Tevrat'a göre peygamberlerden biri olan Tevrat'a göre İncil kralı Süleyman, yalnızca "Vaiz", "Şarkılar Şarkısı" ve "Atasözleri Kitabı" nın yazarı olarak kabul edilmekle kalmaz. ", aynı zamanda saltanatının İsrail krallığının " altın çağına " düştüğü için. Bu hükümdarın tahtı, Krallar Kitabında eşi benzeri olmayan bir yapı olarak ayrı ayrı anlatılır.
Kral Süleyman'ın tahtının açıklaması
Kral Süleyman'ın tahtı, Eski Ahit'te, Chronicles veya Chronicles ve Kings of Book'ta iki kez tanımlanır. Ve orada ve orada açıklamalar neredeyse aynı. Tahttan, altı altın basamağın çıktığı altın bir kaide üzerine yerleştirilmiş, altın plakalarla kaplanmış büyük bir fildişi taht olarak bahsedilir. Orada altın kolçaklar ve altın aslanlardan da bahsedilir.
Yeni Ahit'te Kral Süleyman'ın tahtından bahsedilmez, sadece babası Davut'un tahtından bahsedilir.
Eski Ahit dışı diğer kaynaklarda, buna ek olarak, tahtın değerli taşlarla - yakut, safir, zümrüt, inciler ve topazlarla süslendiği ve ona giden merdivenlerde iki hayvanın durduğu söylenir. İlk adımda, krala yükselen altın bir aslan ve bir boğa bekliyordu, ikincide - altın bir kurt ve bir kuzu, üçüncüde - yine altından yapılmış bir kaplan ve bir deve, dördüncü adım süslendi aynı metalden yapılmış bir tavus kuşu ve bir kedi ile. Beşinci ve altıncı basamaklar altın şahinler ve güvercinlerle süslenmiştir. İlk başta atmaca güvercine saldırdı; tam tahtta güvercin gagasında bir şahin taşıyordu.

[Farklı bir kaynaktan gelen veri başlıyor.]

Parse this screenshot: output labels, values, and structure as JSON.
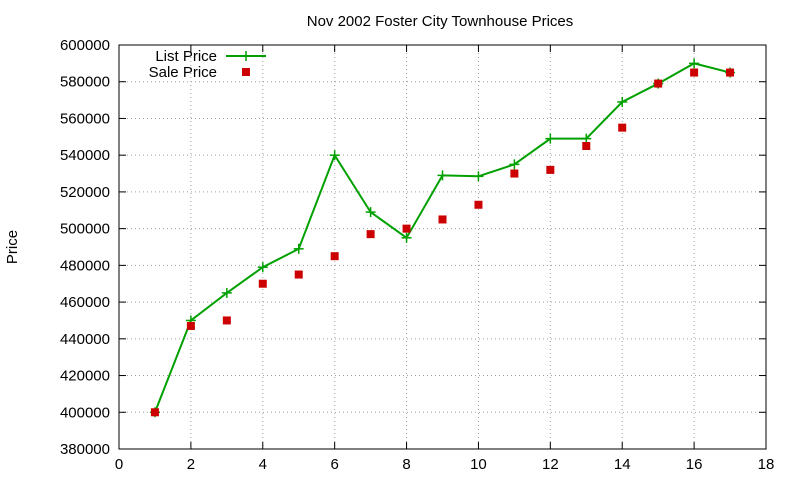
{
  "chart_data": {
    "type": "line",
    "title": "Nov 2002 Foster City Townhouse Prices",
    "xlabel": "",
    "ylabel": "Price",
    "xlim": [
      0,
      18
    ],
    "ylim": [
      380000,
      600000
    ],
    "x_ticks": [
      0,
      2,
      4,
      6,
      8,
      10,
      12,
      14,
      16,
      18
    ],
    "y_ticks": [
      380000,
      400000,
      420000,
      440000,
      460000,
      480000,
      500000,
      520000,
      540000,
      560000,
      580000,
      600000
    ],
    "grid": true,
    "legend_position": "top-left",
    "series": [
      {
        "name": "List Price",
        "style": "line+plus-markers",
        "color": "#00a000",
        "points": [
          [
            1,
            400000
          ],
          [
            2,
            450000
          ],
          [
            3,
            465000
          ],
          [
            4,
            479000
          ],
          [
            5,
            489000
          ],
          [
            6,
            540000
          ],
          [
            7,
            509000
          ],
          [
            8,
            495000
          ],
          [
            9,
            529000
          ],
          [
            10,
            528500
          ],
          [
            11,
            535000
          ],
          [
            12,
            549000
          ],
          [
            13,
            549000
          ],
          [
            14,
            569000
          ],
          [
            15,
            579000
          ],
          [
            16,
            590000
          ],
          [
            17,
            585000
          ]
        ]
      },
      {
        "name": "Sale Price",
        "style": "square-markers",
        "color": "#cc0000",
        "points": [
          [
            1,
            400000
          ],
          [
            2,
            447000
          ],
          [
            3,
            450000
          ],
          [
            4,
            470000
          ],
          [
            5,
            475000
          ],
          [
            6,
            485000
          ],
          [
            7,
            497000
          ],
          [
            8,
            500000
          ],
          [
            9,
            505000
          ],
          [
            10,
            513000
          ],
          [
            11,
            530000
          ],
          [
            12,
            532000
          ],
          [
            13,
            545000
          ],
          [
            14,
            555000
          ],
          [
            15,
            579000
          ],
          [
            16,
            585000
          ],
          [
            17,
            585000
          ]
        ]
      }
    ]
  }
}
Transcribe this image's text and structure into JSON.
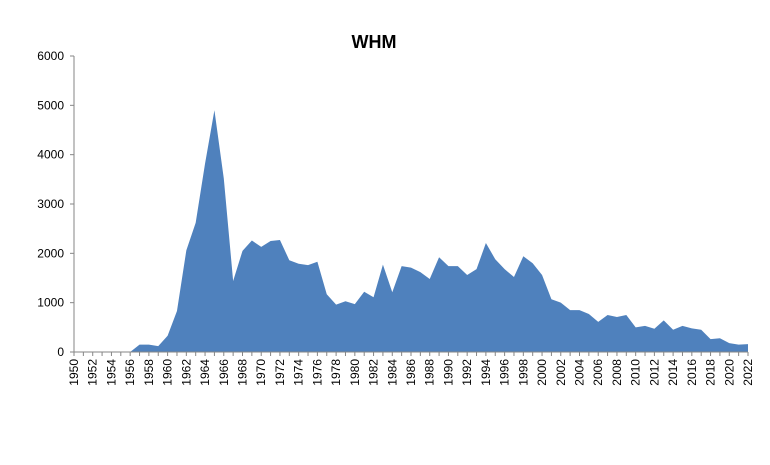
{
  "chart_data": {
    "type": "area",
    "title": "WHM",
    "xlabel": "",
    "ylabel": "",
    "color": "#4F81BD",
    "ylim": [
      0,
      6000
    ],
    "yticks": [
      "0",
      "1000",
      "2000",
      "3000",
      "4000",
      "5000",
      "6000"
    ],
    "xlim": [
      1950,
      2022
    ],
    "xtick_labels": [
      "1950",
      "1952",
      "1954",
      "1956",
      "1958",
      "1960",
      "1962",
      "1964",
      "1966",
      "1968",
      "1970",
      "1972",
      "1974",
      "1976",
      "1978",
      "1980",
      "1982",
      "1984",
      "1986",
      "1988",
      "1990",
      "1992",
      "1994",
      "1996",
      "1998",
      "2000",
      "2002",
      "2004",
      "2006",
      "2008",
      "2010",
      "2012",
      "2014",
      "2016",
      "2018",
      "2020",
      "2022"
    ],
    "grid": false,
    "legend": "none",
    "series": [
      {
        "x": [
          1950,
          1951,
          1952,
          1953,
          1954,
          1955,
          1956,
          1957,
          1958,
          1959,
          1960,
          1961,
          1962,
          1963,
          1964,
          1965,
          1966,
          1967,
          1968,
          1969,
          1970,
          1971,
          1972,
          1973,
          1974,
          1975,
          1976,
          1977,
          1978,
          1979,
          1980,
          1981,
          1982,
          1983,
          1984,
          1985,
          1986,
          1987,
          1988,
          1989,
          1990,
          1991,
          1992,
          1993,
          1994,
          1995,
          1996,
          1997,
          1998,
          1999,
          2000,
          2001,
          2002,
          2003,
          2004,
          2005,
          2006,
          2007,
          2008,
          2009,
          2010,
          2011,
          2012,
          2013,
          2014,
          2015,
          2016,
          2017,
          2018,
          2019,
          2020,
          2021,
          2022
        ],
        "values": [
          0,
          0,
          0,
          0,
          0,
          0,
          0,
          150,
          150,
          120,
          330,
          830,
          2060,
          2620,
          3820,
          4900,
          3520,
          1440,
          2050,
          2260,
          2130,
          2250,
          2270,
          1860,
          1790,
          1760,
          1830,
          1170,
          960,
          1030,
          970,
          1220,
          1110,
          1770,
          1210,
          1740,
          1710,
          1620,
          1480,
          1920,
          1740,
          1740,
          1560,
          1680,
          2210,
          1880,
          1680,
          1520,
          1940,
          1800,
          1560,
          1070,
          1000,
          850,
          850,
          770,
          610,
          750,
          710,
          750,
          500,
          530,
          470,
          640,
          450,
          530,
          480,
          450,
          260,
          280,
          180,
          150,
          160
        ]
      }
    ]
  }
}
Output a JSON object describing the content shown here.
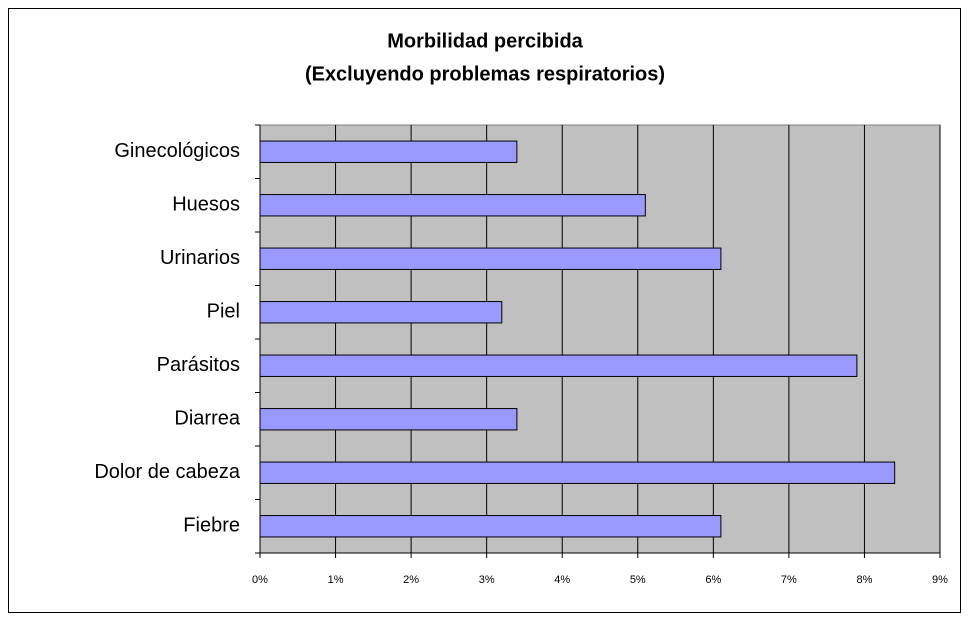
{
  "chart_data": {
    "type": "bar",
    "orientation": "horizontal",
    "title": "Morbilidad percibida",
    "subtitle": "(Excluyendo problemas respiratorios)",
    "categories": [
      "Ginecológicos",
      "Huesos",
      "Urinarios",
      "Piel",
      "Parásitos",
      "Diarrea",
      "Dolor de cabeza",
      "Fiebre"
    ],
    "values": [
      3.4,
      5.1,
      6.1,
      3.2,
      7.9,
      3.4,
      8.4,
      6.1
    ],
    "color": "#9999ff",
    "xlim": [
      0,
      9
    ],
    "xticks": [
      {
        "value": 0,
        "label": "0%"
      },
      {
        "value": 1,
        "label": "1%"
      },
      {
        "value": 2,
        "label": "2%"
      },
      {
        "value": 3,
        "label": "3%"
      },
      {
        "value": 4,
        "label": "4%"
      },
      {
        "value": 5,
        "label": "5%"
      },
      {
        "value": 6,
        "label": "6%"
      },
      {
        "value": 7,
        "label": "7%"
      },
      {
        "value": 8,
        "label": "8%"
      },
      {
        "value": 9,
        "label": "9%"
      }
    ],
    "grid": true
  }
}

Bütün bu rakamlar, İsrail krallarına verilen altı emri sembolize edecekti.
Tahtın yanında altın bir menora duruyordu - çiçek, yaprak ve taç yaprakları resimleriyle süslenmiş yedi kollu bir ritüel şamdan. Menoranın arkasında her iki tarafa yaslanmış yedi altın dal vardı. Bir yanda yedi "dünyanın babası"nın isimleri, diğer yanda - yedi tanrısal olanın isimleri kazınmıştı. Tahtın her iki yanında altın sandalyeler vardı - başrahip ve yardımcısı için büyük ve Yüksek Mahkemenin yetmiş üyesi olan Sanhedrin için otuz beş daha küçük. Yirmi dört altın asma, Kral Süleyman'ın tahtını sardı ve üzerinde büyük bir gölgelik oluşturdu.
Kral Süleyman'ın tahtının daha ayrıntılı bir açıklaması Ester kitabında bulunur.
Böyle bir ihtişam, altın ve değerli taşların bolluğu ve onsuz, Kral Süleyman'ın tahtını gören herkesi heyecanlandırmalıydı, ama bu mucizelerin sonu değildi. Tahta binlerce mekanizma yerleştirildi, taht yolundaki tüm hayvanları Süleyman'ın yerine pençeleri ve kanatları değiştirmeye zorladı, böylece onlara yaslanıp tahta yükseldi. Süleyman tahta oturduğunda, gagasında Tevrat olan bir güvercin kucağına uçtu. Kaynaklara göre, tahtın önünde yalancı bir tanık belirip yalancıyı korkutup itiraf etmeye zorlayınca hayvanlar da hareket etmeye başladı.
Süleyman'ın tahtı nereye gitti?
İbranice kutsal yazılara göre, taht Nebukadnetsar tarafından ele geçirildi ve Babil'e getirildi. Kral tahta çıkmaya çalıştığında, bir aslan ona koştu ve onu yere devirdi, onu öyle korkuttu ki, Nebukadnetsar artık tahta çıkmaya teşebbüs etmedi. Daha sonra taht Darius tarafından ele geçirildi ve İran'a götürüldü. Tahtın yanındaki kişi de mağlup olan Ahasuerus'u yükseltmeye çalıştı. Bu kral, Mısırlı ustalardan ve hükümdarlardan tahtın bir kopyasını emretti, üzerine oturdu ve onu gerçek taht olarak verdi. Mısır krallığının yıkılmasından sonra Kral Süleyman'ın gerçek tahtı Büyük İskender tarafından elinden alındı. Üstelik bu muhteşem tahtın izleri de kaybolmuştur.